Why is identifying a climate change signal in economic losses challenging?
We are already seeing increases in the frequency and intensity of extreme rainfalls because of climate change, and these increases are only expected to continue in line with climate change trajectories. However, attributing increases in economic loss to anthropogenic climate change has proved challenging. On the one hand, factors such inflation, increasing populations, and economic growth will all result in the same future storm causing a greater economic loss. On the other, better disaster defences and emergency preparedness mean that economic losses may not be as large as they would have been in the past. As a result, the debate continues as to whether historical economic losses have increased because of climate change.
Overcoming methodological and data challenges
Previous studies did not find conclusive associations with climate change as they used an aggregate catastrophic losses and global surface average temperatures on an annual basis. This can obscure climate signals since global warming does not affect the global temperature uniformly. Given that temperature is the thermodynamic driver of rainfall severity, it follows that local temperatures at the time of catastrophe will modulate the severity of the catastrophe. Indeed, there is significant evidence that higher local temperatures are associated with greater storm and flood severity with the more extreme the event the greater the association. This paves the way forward to enable linking the temperature that is causing the catastrophe directly to the economic loss.
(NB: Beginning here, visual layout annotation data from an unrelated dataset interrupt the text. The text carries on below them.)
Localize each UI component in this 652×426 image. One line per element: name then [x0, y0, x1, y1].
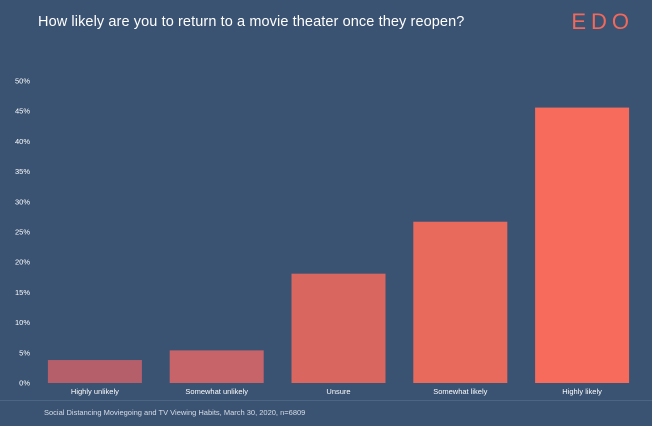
y-tick-label: 5% — [19, 348, 30, 357]
bar-chart: 0% 5% 10% 15% 20% 25% 30% 35% 40% 45% 50% Highly un… — [15, 77, 630, 396]
bar-unsure — [291, 273, 386, 383]
bar-highly-unlikely — [47, 360, 142, 383]
edo-logo: EDO — [571, 9, 634, 34]
y-tick-label: 15% — [15, 288, 30, 297]
y-tick-label: 40% — [15, 137, 30, 146]
y-tick-label: 35% — [15, 167, 30, 176]
x-tick-label: Somewhat likely — [433, 387, 487, 396]
y-tick-label: 30% — [15, 197, 30, 206]
y-tick-label: 10% — [15, 318, 30, 327]
footer-divider — [0, 400, 652, 401]
x-tick-label: Highly unlikely — [71, 387, 119, 396]
source-note: Social Distancing Moviegoing and TV View… — [44, 408, 306, 417]
bar-somewhat-unlikely — [169, 350, 264, 383]
y-tick-label: 50% — [15, 77, 30, 86]
x-tick-label: Highly likely — [562, 387, 602, 396]
y-tick-label: 45% — [15, 107, 30, 116]
x-tick-label: Somewhat unlikely — [185, 387, 248, 396]
bar-highly-likely — [535, 107, 630, 384]
x-tick-label: Unsure — [326, 387, 350, 396]
chart-title: How likely are you to return to a movie … — [38, 14, 465, 30]
bar-somewhat-likely — [413, 221, 508, 383]
y-tick-label: 20% — [15, 258, 30, 267]
y-tick-label: 25% — [15, 228, 30, 237]
y-tick-label: 0% — [19, 379, 30, 388]
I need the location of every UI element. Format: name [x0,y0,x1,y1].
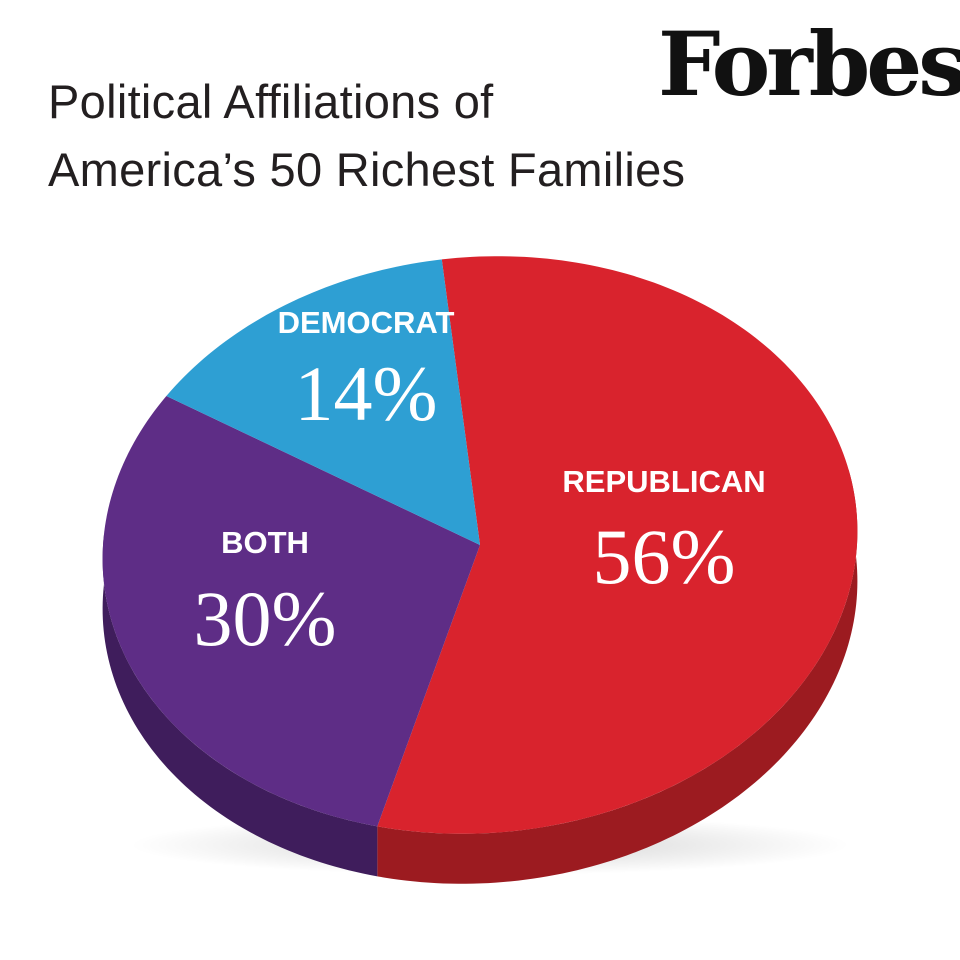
pie-tops [102,256,858,834]
pie-sides [102,469,858,884]
slice-value-both: 30% [194,575,337,662]
pie-labels: REPUBLICAN 56% BOTH 30% DEMOCRAT 14% [194,305,766,662]
pie-slice-both [102,396,481,827]
forbes-logo: Forbes [658,12,960,116]
chart-title-line-1: Political Affiliations of [48,75,494,128]
slice-label-republican: REPUBLICAN [562,464,765,499]
pie-slice-democrat [166,259,480,545]
chart-title-line-2: America’s 50 Richest Families [48,143,686,196]
pie-slice-republican [377,256,858,834]
slice-label-democrat: DEMOCRAT [278,305,455,340]
slice-value-republican: 56% [593,513,736,600]
slice-value-democrat: 14% [295,350,438,437]
pie-side-republican [377,469,858,884]
slice-label-both: BOTH [221,525,309,560]
pie-side-both [102,534,378,877]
Increases in economic loss due to higher temperatures
Using the high-quality Swiss Re Sigma significant catastrophe database of events collated from newspapers, direct and reinsurance periodicals, specialist publications and reports from (re)insurers 1985 storm related catastrophes from 1970 – 2015 were analysed.
Rather than focusing on aggregated annual economic losses linked to global temperatures, the catastrophic economic loss on a per event basis was linked to its local temperature. The catastrophe economic loss is standardised by GDP to allow for comparison between catastrophes originating from different countries, and to enable comparison across time.
We found a median catastrophe economic loss sensitivity to temperature, as a fraction of GDP, of 8.8%/°C for the US and China and 2.6%/°C for the rest of the world. Commensurate with more extreme storm events being more likely to intensify due to increasing temperatures, a 15%/°C sensitivity was found for the largest catastrophes. A sensitivity of catastrophic economic loss temperature of 4%/°C for floods was found due to the weaker loss potential of flood related perils as compared to storms.
What do these results mean for the future?
Hurricanes, typhoons, and cyclones, which cause the greatest economic loss, originate in parts of the world where temperatures are warmer. With the tropical expansion bringing increased tropical cyclone activity poleward and increased temperatures increasing the moisture holding capacity of the atmosphere, our results point to the expected magnitude of greater economic losses due to shifts to more destructive weather types coupled with increasing storm severity. The work here may provide a basis for reporting tomorrow’s changes in economic loss based on associations with the projected temperature from global climate models, helping policy makers, communities, and businesses alike to prepare and invest in mitigation measures today.